Embeddings
Shaktiman uses Ollama to generate vector embeddings for semantic search. This page covers the knobs that actually ship, grouped by what they affect.
The authoritative schema is [embedding] in Config File.
Provider
Today the only embedding client is Ollama (internal/vector/ollama.go). Point it
at any compatible Ollama-served model via:
[embedding]
ollama_url = "http://localhost:11434"
model = "nomic-embed-text"
dims = 768
dims must match what the model actually produces. Common combinations:
| Model | dims |
|---|---|
nomic-embed-text | 768 |
mxbai-embed-large | 1024 |
snowflake-arctic-embed-m | 768 |
If dims and the model disagree you'll get insertion errors or silently wrong
results — there's no cross-check. See
Known Limitations.
Task prefixes
Some embedding models — nomic-embed-text notably — are trained with task-specific
prefixes. Using them improves retrieval quality noticeably:
[embedding]
query_prefix = "search_query: "
document_prefix = "search_document: "
query_prefix is prepended to every search query before it's sent to Ollama.
document_prefix is prepended to every chunk before embedding. Leave both empty
for models that don't use prefixes.
Batching and timeout
[embedding]
batch_size = 128
timeout = "120s"
batch_size— how many chunks go into a single/api/embedrequest.
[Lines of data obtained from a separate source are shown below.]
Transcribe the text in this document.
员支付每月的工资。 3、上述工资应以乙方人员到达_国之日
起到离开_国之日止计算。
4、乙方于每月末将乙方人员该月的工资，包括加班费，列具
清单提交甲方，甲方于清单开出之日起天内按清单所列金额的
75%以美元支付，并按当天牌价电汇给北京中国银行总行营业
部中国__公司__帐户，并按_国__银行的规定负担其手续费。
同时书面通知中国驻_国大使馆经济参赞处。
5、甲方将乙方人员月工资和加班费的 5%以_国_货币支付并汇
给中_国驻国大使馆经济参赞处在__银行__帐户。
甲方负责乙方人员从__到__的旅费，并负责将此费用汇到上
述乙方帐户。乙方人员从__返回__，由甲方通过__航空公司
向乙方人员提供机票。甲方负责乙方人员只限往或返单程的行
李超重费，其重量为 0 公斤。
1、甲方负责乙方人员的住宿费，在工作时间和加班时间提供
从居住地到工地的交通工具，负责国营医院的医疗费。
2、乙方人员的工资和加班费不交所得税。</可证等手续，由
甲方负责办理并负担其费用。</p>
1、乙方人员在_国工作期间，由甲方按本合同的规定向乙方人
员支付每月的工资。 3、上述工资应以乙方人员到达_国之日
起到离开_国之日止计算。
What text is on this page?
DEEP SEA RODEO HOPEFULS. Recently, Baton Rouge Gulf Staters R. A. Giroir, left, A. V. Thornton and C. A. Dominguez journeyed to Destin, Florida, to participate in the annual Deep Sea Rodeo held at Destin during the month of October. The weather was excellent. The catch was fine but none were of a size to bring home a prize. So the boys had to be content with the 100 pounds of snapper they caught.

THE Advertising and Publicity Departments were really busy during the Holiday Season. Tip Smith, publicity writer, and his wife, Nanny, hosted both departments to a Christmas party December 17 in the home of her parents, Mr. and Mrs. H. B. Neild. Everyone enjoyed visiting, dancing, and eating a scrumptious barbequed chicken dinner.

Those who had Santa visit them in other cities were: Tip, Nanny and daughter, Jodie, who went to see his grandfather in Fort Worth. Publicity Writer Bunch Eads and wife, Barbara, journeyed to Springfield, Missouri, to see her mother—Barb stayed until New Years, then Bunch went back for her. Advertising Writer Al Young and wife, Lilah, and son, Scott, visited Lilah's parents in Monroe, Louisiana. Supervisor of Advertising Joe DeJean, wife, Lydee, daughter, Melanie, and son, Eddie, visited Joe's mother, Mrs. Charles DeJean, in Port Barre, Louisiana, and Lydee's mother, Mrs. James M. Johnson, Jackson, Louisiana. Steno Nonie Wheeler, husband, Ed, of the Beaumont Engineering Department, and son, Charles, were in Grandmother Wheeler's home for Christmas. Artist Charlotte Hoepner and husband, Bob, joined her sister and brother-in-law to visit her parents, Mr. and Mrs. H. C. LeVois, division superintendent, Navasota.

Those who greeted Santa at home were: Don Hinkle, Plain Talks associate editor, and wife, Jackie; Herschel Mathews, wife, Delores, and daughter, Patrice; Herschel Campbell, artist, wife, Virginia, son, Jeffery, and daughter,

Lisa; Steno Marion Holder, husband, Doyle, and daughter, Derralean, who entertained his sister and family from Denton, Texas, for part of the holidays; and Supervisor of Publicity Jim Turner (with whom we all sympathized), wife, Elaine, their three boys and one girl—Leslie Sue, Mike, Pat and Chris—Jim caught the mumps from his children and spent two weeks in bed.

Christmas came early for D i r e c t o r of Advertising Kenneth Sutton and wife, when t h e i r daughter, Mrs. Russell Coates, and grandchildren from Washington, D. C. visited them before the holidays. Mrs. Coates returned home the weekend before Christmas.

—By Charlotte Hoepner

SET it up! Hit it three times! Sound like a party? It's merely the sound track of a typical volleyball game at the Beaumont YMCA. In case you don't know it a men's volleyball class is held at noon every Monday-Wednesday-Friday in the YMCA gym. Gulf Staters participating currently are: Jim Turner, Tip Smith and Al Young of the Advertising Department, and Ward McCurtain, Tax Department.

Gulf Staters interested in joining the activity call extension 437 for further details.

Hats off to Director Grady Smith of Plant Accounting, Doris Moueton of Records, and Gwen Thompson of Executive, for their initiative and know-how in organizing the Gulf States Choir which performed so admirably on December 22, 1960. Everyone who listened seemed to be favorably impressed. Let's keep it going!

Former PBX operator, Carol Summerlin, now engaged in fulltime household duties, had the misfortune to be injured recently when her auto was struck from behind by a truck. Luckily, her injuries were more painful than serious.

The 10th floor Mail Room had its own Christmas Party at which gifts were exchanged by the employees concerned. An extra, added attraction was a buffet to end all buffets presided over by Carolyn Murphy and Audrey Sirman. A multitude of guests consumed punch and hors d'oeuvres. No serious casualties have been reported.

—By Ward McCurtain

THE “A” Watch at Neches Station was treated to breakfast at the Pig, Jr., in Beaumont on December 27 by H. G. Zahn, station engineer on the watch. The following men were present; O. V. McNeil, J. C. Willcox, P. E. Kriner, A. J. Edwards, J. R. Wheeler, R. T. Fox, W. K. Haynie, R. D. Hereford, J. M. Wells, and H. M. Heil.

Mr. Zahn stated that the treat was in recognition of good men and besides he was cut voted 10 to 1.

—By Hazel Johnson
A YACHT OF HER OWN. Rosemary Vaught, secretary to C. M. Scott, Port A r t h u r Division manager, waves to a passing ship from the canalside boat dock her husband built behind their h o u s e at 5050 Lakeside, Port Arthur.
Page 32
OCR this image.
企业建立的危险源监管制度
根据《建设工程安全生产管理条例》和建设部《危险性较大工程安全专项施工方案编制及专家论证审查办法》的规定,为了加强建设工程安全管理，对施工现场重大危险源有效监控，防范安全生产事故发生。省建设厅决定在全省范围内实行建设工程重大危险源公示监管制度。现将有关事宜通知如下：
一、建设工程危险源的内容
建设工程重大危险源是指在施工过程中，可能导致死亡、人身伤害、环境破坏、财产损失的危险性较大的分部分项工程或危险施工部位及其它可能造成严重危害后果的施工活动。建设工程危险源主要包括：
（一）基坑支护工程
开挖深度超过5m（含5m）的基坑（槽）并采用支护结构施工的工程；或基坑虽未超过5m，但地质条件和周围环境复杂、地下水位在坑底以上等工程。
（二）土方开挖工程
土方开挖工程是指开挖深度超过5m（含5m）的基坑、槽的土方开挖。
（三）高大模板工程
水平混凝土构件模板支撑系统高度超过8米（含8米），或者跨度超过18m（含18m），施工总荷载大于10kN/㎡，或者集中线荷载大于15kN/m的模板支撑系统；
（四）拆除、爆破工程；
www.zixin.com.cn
Higher throughput on a fast GPU, more memory used on the Ollama side. Default 128 is safe fornomic-embed-texton most machines.timeout— HTTP timeout for a single batch.120sis generous; lower it if you'd rather fail fast. On failure the circuit breaker opens — see below.
Circuit breaker
The embedding worker wraps the Ollama client in a circuit breaker:
| State | Behaviour |
|---|---|
closed | Normal operation; batches flow through. |
open | Embedding paused after repeated failures. Retries after a cooldown. |
half_open | Probe batch in flight to see if Ollama recovered. |
disabled | Permanently off — either by config (embedding.enabled = false) or after extended unavailability. Restart shaktimand to retry. |
Check the state with
enrichment_status. When it's not
closed, semantic search automatically falls back to keyword ranking.
Daemon vs CLI indexing
Shaktiman has two code paths that populate the index, and they handle embeddings differently — worth knowing so the defaults don't surprise you.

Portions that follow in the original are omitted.